Conflicts between the Congress and the executive branch on foreign policy issues have their basis in the U.S. Constitution. The separation of powers, established by the Constitution, makes the President Commander in Chief and gives him the authority to speak for the nation on foreign policy issues, while giving to the Congress the power to fund U.S. Government programs, regulate trade, confirm ambassadorial nominees, approve treaties, and declare war.

This division of foreign policy responsibility results in a tug-of-war between the Congress and the executive over foreign policy issues. The over-arching Soviet strategic threat faced by the U.S. following the Second World War tended to lessen this conflict. While there were certainly foreign policy confrontations between the Congress and the executive during the Cold War, most notably as a result of the war in Vietnam, the perceived threat of global Communism and the very real threat of nuclear annihilation tended to create a bipartisan consensus on a general foreign policy framework, obscuring the constitutionally inherent friction between the Congress and the executive on foreign policy issues. The shared perception of the Congress, the executive, and the public that there was indeed an over-arching threat to U.S. security, enhanced the power of the executive relative to the Congress, reduced friction between the Congress and the executive, and muted partisan foreign policy debate.

The end of the Cold War eliminated not only this perception of a strategic threat to the U.S., but also made much of the existing foreign policy framework irrelevant, and eliminated the impetus for a consensus on foreign policy issues between the Congress and the executive as well as between the two major political parties. The result has been a reappearance of the historic conflict between the executive and the Congress over foreign policy issues. The lack of an over-arching threat to national security has resulted in a Congress more willing to challenge the executive on foreign policy issues, and an increase in the partisan nature of the foreign policy debate.

However, this congressional assertiveness is uneven and inconsistent, with the Congress apparently willing to defer to the executive on issues which have traditional Cold War overtones and clear strategic national interests, such as relations with Russia and the newly independent states of the former Soviet Union, while asserting itself on other issues such as U.S. involvement in Somalia and support for UN peacekeeping operations. where U.S. interests seem less clear.

Peacekeeping has in fact become the single most contentious foreign policy issue between the Congress and the executive.
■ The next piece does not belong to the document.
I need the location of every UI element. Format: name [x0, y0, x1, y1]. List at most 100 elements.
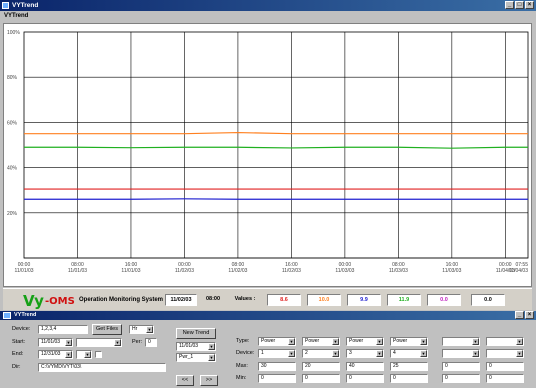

It is not only the prime example of the resurgence of conflict over foreign policy between the Congress and the executive, but also an example of the partisanship that now increasingly characterizes congressional debate on foreign policy issues (Rosner: 66).
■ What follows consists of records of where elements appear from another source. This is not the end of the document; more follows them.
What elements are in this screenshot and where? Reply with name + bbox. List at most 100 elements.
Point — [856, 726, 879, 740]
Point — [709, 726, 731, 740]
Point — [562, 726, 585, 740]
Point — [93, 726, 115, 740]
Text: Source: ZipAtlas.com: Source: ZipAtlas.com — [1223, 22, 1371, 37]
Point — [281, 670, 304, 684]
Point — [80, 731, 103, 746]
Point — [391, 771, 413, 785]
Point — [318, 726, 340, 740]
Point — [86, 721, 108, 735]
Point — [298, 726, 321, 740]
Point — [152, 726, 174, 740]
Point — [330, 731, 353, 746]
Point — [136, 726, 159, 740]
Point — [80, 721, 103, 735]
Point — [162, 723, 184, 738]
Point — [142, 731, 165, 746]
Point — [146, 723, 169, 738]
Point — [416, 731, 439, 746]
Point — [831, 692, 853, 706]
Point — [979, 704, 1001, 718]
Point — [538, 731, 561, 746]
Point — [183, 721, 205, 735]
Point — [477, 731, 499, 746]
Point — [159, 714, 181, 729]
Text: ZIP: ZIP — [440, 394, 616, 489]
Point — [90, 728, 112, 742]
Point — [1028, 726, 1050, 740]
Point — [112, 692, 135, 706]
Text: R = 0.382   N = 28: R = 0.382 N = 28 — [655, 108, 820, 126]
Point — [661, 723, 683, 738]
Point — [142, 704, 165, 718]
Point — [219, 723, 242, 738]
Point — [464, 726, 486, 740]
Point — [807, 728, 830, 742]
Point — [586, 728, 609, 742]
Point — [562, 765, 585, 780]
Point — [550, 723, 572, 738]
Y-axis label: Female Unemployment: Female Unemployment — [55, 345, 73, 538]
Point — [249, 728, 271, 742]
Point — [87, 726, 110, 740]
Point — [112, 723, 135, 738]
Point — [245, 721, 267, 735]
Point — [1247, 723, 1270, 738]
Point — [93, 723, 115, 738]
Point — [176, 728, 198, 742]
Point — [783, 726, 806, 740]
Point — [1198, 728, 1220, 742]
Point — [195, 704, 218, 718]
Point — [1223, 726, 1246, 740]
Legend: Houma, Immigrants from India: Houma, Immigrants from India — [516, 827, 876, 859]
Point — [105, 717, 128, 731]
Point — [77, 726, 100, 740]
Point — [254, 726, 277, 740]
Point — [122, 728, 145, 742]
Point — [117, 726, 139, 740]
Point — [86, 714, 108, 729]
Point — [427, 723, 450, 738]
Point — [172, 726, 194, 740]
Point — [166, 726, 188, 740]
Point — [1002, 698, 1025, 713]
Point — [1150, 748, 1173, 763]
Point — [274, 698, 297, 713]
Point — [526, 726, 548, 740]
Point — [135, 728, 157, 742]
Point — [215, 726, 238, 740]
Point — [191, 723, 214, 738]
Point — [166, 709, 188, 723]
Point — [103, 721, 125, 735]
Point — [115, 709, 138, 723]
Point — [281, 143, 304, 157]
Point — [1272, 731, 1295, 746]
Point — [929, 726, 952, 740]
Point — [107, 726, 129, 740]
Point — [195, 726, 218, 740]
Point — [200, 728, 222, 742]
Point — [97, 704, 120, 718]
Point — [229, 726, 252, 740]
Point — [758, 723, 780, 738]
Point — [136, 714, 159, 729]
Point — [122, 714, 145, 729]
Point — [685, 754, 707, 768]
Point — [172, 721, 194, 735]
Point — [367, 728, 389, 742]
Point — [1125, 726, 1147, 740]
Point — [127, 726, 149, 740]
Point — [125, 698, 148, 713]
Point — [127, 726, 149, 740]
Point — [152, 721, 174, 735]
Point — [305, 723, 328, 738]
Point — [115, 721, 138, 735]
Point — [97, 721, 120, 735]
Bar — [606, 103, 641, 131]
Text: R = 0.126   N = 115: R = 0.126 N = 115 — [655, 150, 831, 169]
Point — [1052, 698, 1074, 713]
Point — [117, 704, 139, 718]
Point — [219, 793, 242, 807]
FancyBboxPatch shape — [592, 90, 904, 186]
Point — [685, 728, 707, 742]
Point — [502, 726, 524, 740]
Two bills to restrict intelligence sharing with the UN, the International Peacekeeping Policy Act of 1993 and a provision contained in the Peace Powers Act of 1994, were introduced following the deaths of 18 U.S. Army Rangers in Mogadishu, Somalia, in October 1993. While neither bill moved beyond the committee stage, they nevertheless represent the beginnings of congressional assertiveness on the issue of intelligence sharing with the UN, and an indication of increasing partisan alignment on the whole issue of U.S. involvement with the UN. Following the 1994 congressional elections, the new Republican majority in the Congress introduced two bills to restrict the ability of the executive to share intelligence with the UN: a provision contained in the Contract With America and the International Peacekeeping Policy Act of 1995.